ビジネスでやり取りするメールにも、「仕事を依頼する」とか「期日までに確認してもらう」とか「料金の値下げを交渉する」などの目的があります。

趣味で発信しているSNSやブログにも「自分の考えに共感してもらう」や「人に気づきや感動を与える」などの目的があるし、自分しか読まない日記にだって「日々の出来事を記録する」「感情を書き出してストレス発散する」などの目的があります。(つまらない会議中に資料の端っこに書く落書きでさえ「暇つぶしをする」という目的があったり)

わたしは、この目的をきちんと意識できているかどうかが、文章の良し悪しを決める需要なカギとなると思っています。

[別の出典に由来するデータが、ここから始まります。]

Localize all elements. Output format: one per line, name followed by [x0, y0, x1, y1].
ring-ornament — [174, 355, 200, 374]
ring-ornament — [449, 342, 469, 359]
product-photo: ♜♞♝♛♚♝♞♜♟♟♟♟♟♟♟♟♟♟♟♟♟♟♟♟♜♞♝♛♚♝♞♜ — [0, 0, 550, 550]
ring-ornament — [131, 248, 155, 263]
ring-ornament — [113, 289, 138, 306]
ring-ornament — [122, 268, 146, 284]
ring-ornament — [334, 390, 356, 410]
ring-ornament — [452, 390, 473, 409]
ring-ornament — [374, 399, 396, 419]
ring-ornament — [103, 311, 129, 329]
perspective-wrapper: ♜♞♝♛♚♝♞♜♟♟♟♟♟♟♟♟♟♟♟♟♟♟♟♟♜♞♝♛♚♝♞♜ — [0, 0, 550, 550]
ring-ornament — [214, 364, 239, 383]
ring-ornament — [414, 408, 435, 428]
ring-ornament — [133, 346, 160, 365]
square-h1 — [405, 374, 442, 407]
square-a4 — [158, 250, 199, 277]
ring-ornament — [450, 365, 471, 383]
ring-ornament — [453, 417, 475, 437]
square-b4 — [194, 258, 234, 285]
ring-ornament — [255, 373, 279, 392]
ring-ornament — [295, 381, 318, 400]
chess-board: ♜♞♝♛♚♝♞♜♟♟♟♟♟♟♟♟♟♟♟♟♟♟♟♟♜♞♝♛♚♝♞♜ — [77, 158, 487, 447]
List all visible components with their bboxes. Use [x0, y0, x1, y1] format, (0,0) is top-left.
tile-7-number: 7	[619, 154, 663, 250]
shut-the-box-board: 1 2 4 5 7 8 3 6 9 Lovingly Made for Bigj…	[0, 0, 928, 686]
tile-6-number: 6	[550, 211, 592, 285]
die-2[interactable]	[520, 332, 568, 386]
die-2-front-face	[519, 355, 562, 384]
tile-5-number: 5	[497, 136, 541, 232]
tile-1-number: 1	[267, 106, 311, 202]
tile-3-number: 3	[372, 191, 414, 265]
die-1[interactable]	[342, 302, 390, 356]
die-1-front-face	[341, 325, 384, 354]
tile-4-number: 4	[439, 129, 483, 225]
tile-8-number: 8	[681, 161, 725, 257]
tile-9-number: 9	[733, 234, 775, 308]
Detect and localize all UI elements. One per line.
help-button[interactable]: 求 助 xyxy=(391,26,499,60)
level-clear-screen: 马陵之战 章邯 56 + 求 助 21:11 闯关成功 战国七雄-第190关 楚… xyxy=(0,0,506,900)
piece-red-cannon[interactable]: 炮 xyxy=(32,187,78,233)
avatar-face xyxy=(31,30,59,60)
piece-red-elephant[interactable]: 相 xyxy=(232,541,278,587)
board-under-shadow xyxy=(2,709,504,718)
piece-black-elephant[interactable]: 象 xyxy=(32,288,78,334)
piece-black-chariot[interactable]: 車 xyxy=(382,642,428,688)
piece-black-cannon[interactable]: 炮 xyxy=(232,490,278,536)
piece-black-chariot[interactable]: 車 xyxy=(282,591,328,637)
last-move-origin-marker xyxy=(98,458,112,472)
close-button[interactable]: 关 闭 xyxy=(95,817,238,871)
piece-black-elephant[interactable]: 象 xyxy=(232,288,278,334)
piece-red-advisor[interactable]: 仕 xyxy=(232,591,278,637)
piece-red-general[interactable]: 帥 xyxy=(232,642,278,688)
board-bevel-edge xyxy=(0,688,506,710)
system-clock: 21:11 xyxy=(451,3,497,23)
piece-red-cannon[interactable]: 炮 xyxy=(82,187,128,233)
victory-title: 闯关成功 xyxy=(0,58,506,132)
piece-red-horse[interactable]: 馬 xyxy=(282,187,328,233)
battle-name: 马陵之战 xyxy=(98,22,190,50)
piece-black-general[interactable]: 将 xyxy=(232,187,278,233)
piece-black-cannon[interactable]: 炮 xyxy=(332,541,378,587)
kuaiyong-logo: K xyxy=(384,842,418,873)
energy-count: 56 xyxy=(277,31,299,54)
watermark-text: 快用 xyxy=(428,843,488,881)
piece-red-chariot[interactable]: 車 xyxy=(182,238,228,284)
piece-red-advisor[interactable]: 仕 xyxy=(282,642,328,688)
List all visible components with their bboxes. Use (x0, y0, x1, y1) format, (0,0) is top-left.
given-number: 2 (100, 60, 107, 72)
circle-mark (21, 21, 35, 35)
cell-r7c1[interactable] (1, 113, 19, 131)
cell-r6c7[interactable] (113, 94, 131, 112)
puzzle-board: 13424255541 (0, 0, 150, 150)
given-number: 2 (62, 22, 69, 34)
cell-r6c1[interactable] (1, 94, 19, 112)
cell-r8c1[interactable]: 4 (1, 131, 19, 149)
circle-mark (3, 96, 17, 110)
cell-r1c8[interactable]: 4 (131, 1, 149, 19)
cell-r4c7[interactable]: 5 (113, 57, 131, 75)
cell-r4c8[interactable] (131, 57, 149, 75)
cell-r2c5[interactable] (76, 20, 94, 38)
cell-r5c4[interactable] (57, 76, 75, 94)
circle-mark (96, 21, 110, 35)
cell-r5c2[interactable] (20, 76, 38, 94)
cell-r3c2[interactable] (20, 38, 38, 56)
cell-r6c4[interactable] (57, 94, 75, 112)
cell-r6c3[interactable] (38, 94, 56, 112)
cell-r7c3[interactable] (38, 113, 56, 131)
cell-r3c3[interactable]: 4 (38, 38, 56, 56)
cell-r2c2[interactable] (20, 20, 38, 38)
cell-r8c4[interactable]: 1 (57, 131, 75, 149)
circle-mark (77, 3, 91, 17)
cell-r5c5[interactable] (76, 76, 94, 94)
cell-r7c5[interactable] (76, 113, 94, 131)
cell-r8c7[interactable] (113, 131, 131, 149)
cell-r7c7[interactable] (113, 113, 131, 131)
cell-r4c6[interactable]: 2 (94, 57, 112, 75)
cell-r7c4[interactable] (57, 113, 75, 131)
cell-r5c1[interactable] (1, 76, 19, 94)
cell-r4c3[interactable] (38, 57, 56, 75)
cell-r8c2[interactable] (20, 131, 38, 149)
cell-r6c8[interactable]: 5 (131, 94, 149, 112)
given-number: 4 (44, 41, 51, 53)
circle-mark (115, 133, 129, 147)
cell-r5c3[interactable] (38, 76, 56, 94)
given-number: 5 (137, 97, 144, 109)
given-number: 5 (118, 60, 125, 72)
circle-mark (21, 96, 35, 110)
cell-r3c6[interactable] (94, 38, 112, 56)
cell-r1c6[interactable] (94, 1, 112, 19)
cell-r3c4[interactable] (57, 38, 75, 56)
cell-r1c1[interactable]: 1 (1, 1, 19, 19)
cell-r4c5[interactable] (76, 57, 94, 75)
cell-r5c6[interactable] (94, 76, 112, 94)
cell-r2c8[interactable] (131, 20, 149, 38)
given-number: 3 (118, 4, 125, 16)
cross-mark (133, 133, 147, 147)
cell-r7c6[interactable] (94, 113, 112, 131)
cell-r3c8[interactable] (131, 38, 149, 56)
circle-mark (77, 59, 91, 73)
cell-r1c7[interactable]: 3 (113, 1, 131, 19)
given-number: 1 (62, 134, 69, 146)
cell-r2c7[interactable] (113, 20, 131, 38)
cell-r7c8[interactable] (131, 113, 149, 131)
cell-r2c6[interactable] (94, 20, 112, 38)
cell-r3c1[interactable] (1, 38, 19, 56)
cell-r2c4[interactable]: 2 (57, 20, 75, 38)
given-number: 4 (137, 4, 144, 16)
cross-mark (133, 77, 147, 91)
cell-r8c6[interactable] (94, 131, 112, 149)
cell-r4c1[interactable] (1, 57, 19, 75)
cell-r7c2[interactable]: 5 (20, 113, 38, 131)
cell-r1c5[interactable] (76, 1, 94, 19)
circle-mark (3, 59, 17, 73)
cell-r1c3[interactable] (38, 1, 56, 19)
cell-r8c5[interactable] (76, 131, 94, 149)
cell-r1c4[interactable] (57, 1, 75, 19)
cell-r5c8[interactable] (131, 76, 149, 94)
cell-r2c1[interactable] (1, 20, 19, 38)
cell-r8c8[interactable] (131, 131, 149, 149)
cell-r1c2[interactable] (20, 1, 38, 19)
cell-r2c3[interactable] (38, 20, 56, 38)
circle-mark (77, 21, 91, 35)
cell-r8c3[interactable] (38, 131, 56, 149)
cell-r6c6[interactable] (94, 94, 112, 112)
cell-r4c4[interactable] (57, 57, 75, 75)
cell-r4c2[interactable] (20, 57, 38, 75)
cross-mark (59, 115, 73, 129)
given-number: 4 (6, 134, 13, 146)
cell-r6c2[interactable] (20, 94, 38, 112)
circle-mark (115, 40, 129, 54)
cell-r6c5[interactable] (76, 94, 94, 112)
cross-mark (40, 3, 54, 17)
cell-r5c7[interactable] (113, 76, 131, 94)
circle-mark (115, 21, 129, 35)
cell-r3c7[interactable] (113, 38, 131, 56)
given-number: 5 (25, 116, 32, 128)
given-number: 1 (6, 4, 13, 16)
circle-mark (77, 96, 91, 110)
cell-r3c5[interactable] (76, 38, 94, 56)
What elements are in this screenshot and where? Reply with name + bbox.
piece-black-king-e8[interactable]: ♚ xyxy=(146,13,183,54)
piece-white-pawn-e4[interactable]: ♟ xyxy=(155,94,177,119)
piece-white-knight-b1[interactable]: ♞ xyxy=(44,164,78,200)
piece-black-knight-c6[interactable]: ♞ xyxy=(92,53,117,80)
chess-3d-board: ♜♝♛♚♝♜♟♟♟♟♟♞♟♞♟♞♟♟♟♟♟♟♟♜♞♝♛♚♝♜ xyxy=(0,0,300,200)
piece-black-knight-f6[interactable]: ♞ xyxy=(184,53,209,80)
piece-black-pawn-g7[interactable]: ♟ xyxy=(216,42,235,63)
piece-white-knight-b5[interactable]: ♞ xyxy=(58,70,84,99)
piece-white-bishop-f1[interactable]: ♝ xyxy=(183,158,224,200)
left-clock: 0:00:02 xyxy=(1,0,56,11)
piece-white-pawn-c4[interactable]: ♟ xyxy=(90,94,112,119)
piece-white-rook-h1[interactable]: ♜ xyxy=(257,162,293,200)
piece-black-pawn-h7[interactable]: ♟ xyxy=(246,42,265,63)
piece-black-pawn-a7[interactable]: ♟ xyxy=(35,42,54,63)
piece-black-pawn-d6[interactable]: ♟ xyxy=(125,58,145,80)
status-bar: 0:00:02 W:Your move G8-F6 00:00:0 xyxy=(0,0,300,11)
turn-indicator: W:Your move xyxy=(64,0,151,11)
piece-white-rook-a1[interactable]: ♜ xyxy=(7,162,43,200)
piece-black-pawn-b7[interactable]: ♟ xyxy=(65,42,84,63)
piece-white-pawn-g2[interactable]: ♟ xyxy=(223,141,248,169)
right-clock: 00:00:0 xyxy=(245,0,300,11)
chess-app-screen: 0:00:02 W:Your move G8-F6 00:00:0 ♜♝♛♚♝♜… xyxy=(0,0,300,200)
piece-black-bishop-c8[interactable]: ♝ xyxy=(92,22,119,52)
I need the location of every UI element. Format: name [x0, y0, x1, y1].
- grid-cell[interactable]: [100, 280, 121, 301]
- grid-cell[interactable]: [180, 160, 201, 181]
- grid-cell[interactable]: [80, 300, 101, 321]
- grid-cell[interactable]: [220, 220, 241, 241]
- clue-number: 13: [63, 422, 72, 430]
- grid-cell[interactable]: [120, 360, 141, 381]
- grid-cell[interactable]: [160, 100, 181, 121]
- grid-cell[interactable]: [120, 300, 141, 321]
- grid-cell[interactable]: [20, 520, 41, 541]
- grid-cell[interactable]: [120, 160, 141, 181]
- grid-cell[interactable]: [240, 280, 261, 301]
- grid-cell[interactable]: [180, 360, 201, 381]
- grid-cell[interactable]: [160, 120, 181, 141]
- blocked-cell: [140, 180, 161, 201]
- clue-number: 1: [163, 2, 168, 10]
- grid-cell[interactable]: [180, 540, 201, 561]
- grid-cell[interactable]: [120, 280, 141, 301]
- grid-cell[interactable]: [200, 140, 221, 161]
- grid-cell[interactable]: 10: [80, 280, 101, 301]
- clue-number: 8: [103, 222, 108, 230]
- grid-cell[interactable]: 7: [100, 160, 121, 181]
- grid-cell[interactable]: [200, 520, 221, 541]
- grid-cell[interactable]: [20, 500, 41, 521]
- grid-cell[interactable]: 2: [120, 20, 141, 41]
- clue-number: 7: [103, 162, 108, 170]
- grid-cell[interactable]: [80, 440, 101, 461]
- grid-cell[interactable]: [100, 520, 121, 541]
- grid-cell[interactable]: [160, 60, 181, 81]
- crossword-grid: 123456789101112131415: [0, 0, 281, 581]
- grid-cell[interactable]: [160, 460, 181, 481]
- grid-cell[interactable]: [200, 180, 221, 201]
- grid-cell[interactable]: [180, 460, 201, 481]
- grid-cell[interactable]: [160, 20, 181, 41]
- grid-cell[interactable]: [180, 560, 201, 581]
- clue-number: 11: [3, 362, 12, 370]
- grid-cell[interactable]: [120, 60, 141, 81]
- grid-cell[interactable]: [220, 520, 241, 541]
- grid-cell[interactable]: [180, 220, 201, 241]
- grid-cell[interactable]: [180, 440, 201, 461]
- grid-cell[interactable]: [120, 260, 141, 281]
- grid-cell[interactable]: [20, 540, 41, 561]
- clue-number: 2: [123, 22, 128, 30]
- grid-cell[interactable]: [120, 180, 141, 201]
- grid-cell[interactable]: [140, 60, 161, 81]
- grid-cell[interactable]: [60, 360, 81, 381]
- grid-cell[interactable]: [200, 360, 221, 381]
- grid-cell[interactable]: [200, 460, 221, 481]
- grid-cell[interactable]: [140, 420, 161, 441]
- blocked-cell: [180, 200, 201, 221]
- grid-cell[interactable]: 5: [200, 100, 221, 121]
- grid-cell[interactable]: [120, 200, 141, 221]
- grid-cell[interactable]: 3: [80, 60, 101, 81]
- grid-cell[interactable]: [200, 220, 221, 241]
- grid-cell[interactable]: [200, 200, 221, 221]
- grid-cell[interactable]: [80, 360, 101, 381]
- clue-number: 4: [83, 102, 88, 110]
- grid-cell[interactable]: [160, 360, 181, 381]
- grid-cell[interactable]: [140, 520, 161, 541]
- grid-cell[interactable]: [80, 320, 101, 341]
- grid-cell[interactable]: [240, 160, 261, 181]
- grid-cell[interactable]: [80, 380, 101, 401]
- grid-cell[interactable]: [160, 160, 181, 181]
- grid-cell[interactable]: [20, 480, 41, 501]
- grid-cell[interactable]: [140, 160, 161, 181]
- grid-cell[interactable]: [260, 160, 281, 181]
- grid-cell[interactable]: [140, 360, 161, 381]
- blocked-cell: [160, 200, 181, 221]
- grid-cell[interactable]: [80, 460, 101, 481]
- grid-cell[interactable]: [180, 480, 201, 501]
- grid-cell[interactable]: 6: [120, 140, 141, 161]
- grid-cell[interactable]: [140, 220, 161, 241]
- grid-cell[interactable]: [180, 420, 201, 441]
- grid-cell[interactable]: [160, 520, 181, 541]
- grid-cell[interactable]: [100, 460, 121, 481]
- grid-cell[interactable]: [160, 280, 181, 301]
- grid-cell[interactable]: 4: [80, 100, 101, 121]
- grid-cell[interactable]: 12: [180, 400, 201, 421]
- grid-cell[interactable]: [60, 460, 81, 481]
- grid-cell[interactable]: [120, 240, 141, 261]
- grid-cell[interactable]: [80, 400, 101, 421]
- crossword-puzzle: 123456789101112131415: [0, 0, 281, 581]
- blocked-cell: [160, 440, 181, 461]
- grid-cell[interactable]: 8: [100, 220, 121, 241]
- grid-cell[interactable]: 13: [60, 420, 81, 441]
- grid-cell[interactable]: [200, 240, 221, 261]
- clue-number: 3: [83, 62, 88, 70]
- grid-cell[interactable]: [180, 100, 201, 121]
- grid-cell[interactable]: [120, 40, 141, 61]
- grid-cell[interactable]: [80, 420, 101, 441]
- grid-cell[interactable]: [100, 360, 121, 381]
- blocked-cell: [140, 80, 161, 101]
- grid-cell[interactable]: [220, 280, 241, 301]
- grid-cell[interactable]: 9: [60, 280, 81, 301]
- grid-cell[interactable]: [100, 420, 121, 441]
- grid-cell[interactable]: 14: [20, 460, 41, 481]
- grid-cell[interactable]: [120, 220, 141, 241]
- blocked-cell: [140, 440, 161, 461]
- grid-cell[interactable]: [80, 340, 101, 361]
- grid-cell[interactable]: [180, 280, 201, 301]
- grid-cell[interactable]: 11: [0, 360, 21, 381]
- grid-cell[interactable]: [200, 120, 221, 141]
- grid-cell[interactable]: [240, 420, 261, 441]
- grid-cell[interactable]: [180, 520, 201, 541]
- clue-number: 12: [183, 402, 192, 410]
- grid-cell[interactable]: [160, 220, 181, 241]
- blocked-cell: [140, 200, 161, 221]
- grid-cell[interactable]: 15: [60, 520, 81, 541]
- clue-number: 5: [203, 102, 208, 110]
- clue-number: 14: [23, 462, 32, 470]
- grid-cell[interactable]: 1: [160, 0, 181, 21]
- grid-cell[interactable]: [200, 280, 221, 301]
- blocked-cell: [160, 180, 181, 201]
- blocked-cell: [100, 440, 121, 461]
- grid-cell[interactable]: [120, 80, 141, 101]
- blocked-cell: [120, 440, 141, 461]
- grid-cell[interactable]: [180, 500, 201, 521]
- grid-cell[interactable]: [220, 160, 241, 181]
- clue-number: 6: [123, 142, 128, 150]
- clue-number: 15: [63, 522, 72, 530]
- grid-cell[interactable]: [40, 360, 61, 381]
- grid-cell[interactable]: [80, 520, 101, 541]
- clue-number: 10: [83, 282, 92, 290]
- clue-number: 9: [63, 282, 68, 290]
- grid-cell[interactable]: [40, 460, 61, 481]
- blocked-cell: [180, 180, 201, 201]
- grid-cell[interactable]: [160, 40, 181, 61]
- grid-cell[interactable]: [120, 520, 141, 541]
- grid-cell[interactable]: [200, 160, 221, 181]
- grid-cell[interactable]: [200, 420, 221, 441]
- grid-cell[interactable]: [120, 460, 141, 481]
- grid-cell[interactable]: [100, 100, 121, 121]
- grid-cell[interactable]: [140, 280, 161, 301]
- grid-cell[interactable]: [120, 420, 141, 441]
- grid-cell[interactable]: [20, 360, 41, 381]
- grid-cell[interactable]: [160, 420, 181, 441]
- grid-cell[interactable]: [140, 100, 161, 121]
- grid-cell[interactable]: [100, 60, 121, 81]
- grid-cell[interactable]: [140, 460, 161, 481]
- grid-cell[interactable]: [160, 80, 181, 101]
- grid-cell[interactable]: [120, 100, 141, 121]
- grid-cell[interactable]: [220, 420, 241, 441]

例えば目の前に、富士山と放課後によく登った裏山があるとしましょう。

同じように山頂を目指すとしても、登る際の装備やペース配分などが同じかというとそうではありません。裏山に登るようなノリで富士山に挑めば、登頂どころかたちまち遭難してしまいます。逆に、富士山に登るような重装備で裏山に登ろうとすると、装備の重さが負担となり無駄に体力を消耗してしまいます。登るといっても目指す山によって、それ相応の装備や登り方があるのです。

文章を書くときもこれと同じことが言えると思っています。

さきほど例に挙げた伝言メモの場合は「用件を伝えて、期限までに対応してもらう」という目的がありました。
時間の猶予もなく、これ以上のミスも許されない緊迫した状況下でこの目的を果たすためには、あのような長々とした書き方では用件が正しく伝わるはずもありません。直ちに代替製品の準備に取り掛かってもらうためには、もっと端的に用件が伝わる書き方を選ぶべきだったのではないでしょうか。


しみず書庫が考える、“よい文章”の定義

ここまでに書いてきたような理由から、

わたしは“良い文章”とは、「目的をしっかりと果たしている文章」であると定義しています。

作文としては感動を与える文章であっても、伝言メモの文章としてはまったく用を成さないことがあるように、『よい文章』という絶対的な文章が存在するわけではないと思っています。

文章力の向上を目指すならば、まずは「なんのために書くのか」という目的をきちんと明確化した上で、そのためにはどんな書き方をすればいいのかをイメージすることからはじめてみてください。

目的を明確化することは、ひとつの基準を作ることでもあります。表現や言葉は無数にありますが、その基準があれば、自ずとどんな表現や言葉を選べばいいのかが判断できるようになります。

闇雲に凝った表現や言葉を使う必要はありません。ぜひ、この“よい文章”の定義を意識したうえで、ご自身の言葉を紡いでみてください。